Speech Recognition Is About To Get Frighteningly Good.
by Jack Clark
Speech recognition is at the same point today as image recognition was in 2011, someone told me recently.
So hold on tight, because that means computers are about to become adept at hearing, understanding and anticipating what we say to them. In 2011/2012 Google was able to use 16,000 computers to train a neural network system to view pictures and develop representations of the concepts in them, like a cat . Today, Google web search lets me ask for pictures of “a dog in front of a sunset” and its system will find a picture like that even if it hasn’t been annotated properly. And it does this about hundred times more efficiently than before.

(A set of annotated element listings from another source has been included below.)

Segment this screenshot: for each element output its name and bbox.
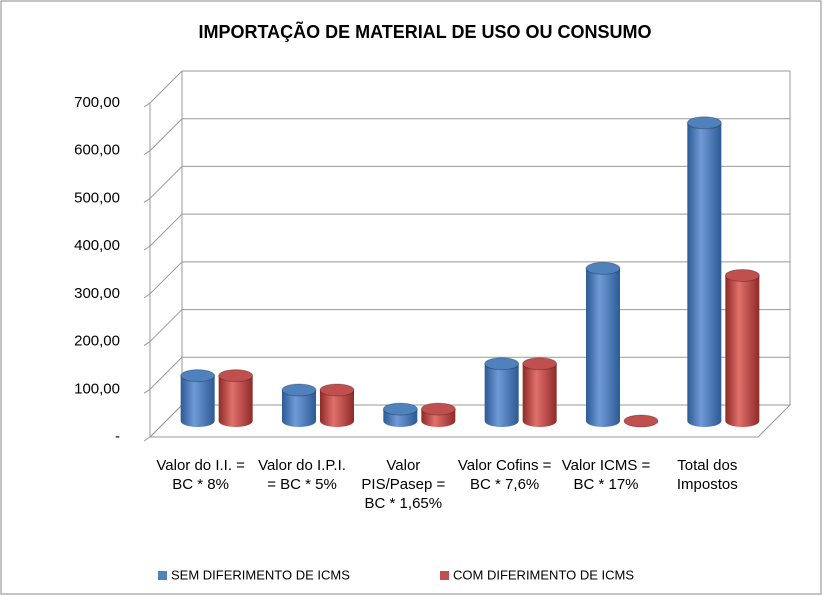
y-tick-label: - [115,428,120,445]
tick-mark [143,388,151,394]
bar [686,116,722,428]
grid-line [149,165,790,199]
grid-line [149,261,790,295]
bar [585,261,621,427]
bar [281,383,317,427]
grid-line [149,118,790,152]
bar [724,268,760,428]
legend-swatch [440,571,449,580]
tick-mark [143,341,151,346]
x-tick-label: Valor Cofins = BC * 7,6% [457,457,552,493]
legend-label: COM DIFERIMENTO DE ICMS [453,567,634,582]
y-tick-label: 300,00 [74,285,120,302]
tick-mark [143,293,151,299]
legend-label: SEM DIFERIMENTO DE ICMS [171,567,350,582]
y-tick-label: 600,00 [74,142,120,159]
x-tick-label: Valor do I.I. = BC * 8% [156,457,245,493]
y-tick-label: 100,00 [74,380,120,397]
tick-mark [143,436,151,442]
bar [382,402,418,428]
grid-line [149,70,790,104]
tick-mark [143,150,151,156]
tick-mark [143,198,151,203]
bar [522,357,558,427]
tick-mark [143,102,151,108]
bar [420,402,456,428]
bar [623,414,659,428]
x-tick-label: Valor do I.P.I. = BC * 5% [258,457,346,493]
x-tick-label: Total dos Impostos [676,457,738,493]
bar [484,357,520,427]
grid-line [149,213,790,247]
bar [180,369,216,428]
y-tick-label: 400,00 [74,237,120,254]
bar [319,383,355,427]
x-tick-label: Valor PIS/Pasep = BC * 1,65% [361,457,446,512]
y-tick-label: 500,00 [74,189,120,206]
bar [218,369,254,428]
chart-title: IMPORTAÇÃO DE MATERIAL DE USO OU CONSUMO [198,21,651,42]
y-tick-label: 700,00 [74,94,120,111]
legend-swatch [158,571,167,580]
tick-mark [143,245,151,251]
x-tick-label: Valor ICMS = BC * 17% [561,457,651,493]
y-tick-label: 200,00 [74,333,120,350]
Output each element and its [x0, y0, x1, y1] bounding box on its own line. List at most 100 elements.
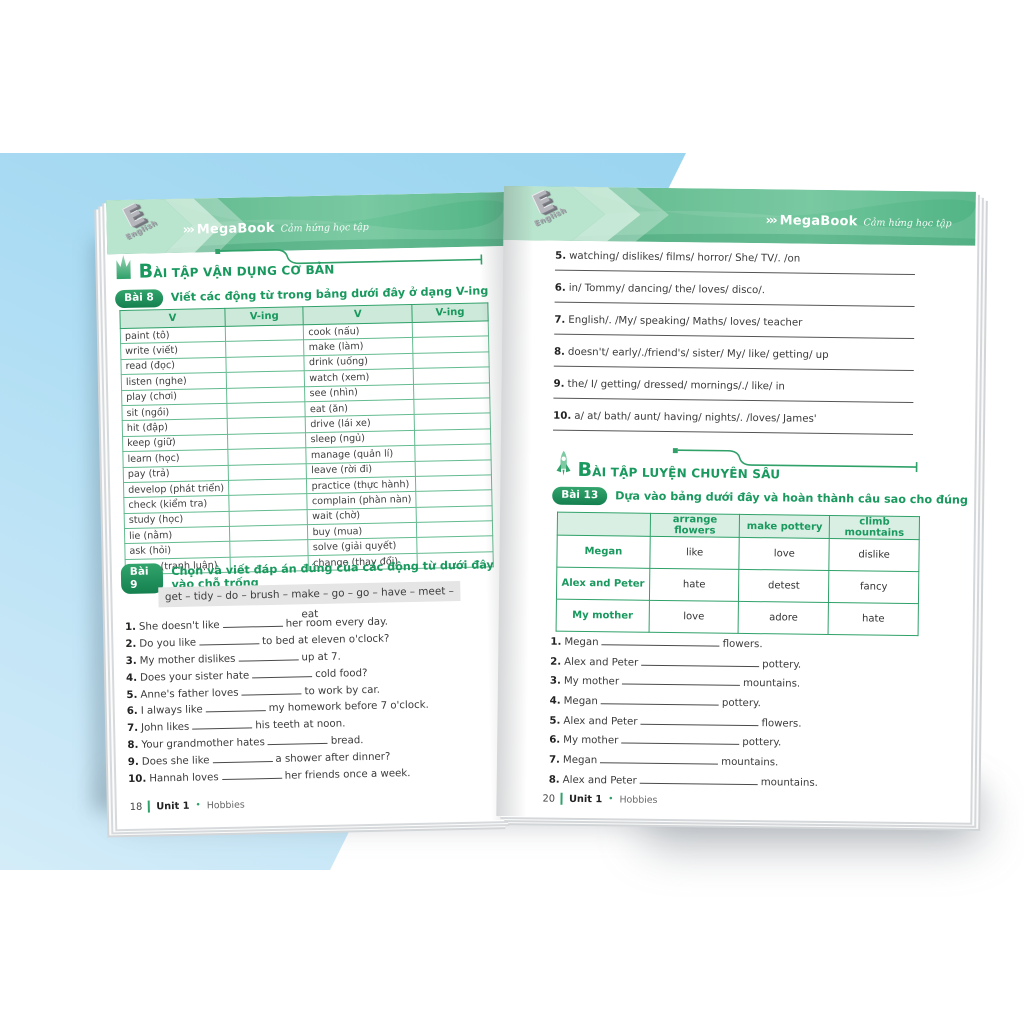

Speech is about to go through the same evolution, so expect the rise of voice-activated shopping assistants, devices that work well in situations packed with large amounts of ambient noise (edit – July 30 2015: IBM has developed a record-setting system that can transcribe conversational speech) and large knowledge graphs wired into large-scale speech recognition models.
Many companies are doing this research beyond the usual suspects of Google, Microsoft, and IBM. Chinese search giant Baidu published a paper this Autumn on “Deep Speech: Scaling up end-to-end speech recognition” (PDF), a fast, state-of-the-art speech recognition system that works well in noisy environments. It outperformed systems from Apple, Microsoft, Google and a startup named Wit.AI. (Part of its gains came from the use of a new dataset created by Baidu containing 9,600 people contributing a total of 5000 hours of speech.)
“You’re going to see speech recognition systems that have human or better-than-human accuracy become commercialized,” says Tim Tuttle, a former AI specialist at MIT and now startup founder.
More on that in this article I wrote for Bloomberg: “Speech Recognition Better Than a Human’s Exists. You Just Can’t Use It Yet” 
Please let bring the hype tone a bit down. You say “So hold on tight, because that means computers are about to become adept at hearing, understanding and anticipating what we say to them.” Hearing what was said does not in any way lead or imply we UNDERSTOOD what was said. Speech recognition thus, even if perfect, does not IN ANY WAY imply we solved the “language understanding” problem, which involves commonsense reasoning and making inferences to resolve all sorts of references and ambiguities. Something, by the way, that deep networks and all forms of data-driven and machine learning approaches will never be able to achieve. Language cannot be learned from observing patterns in data.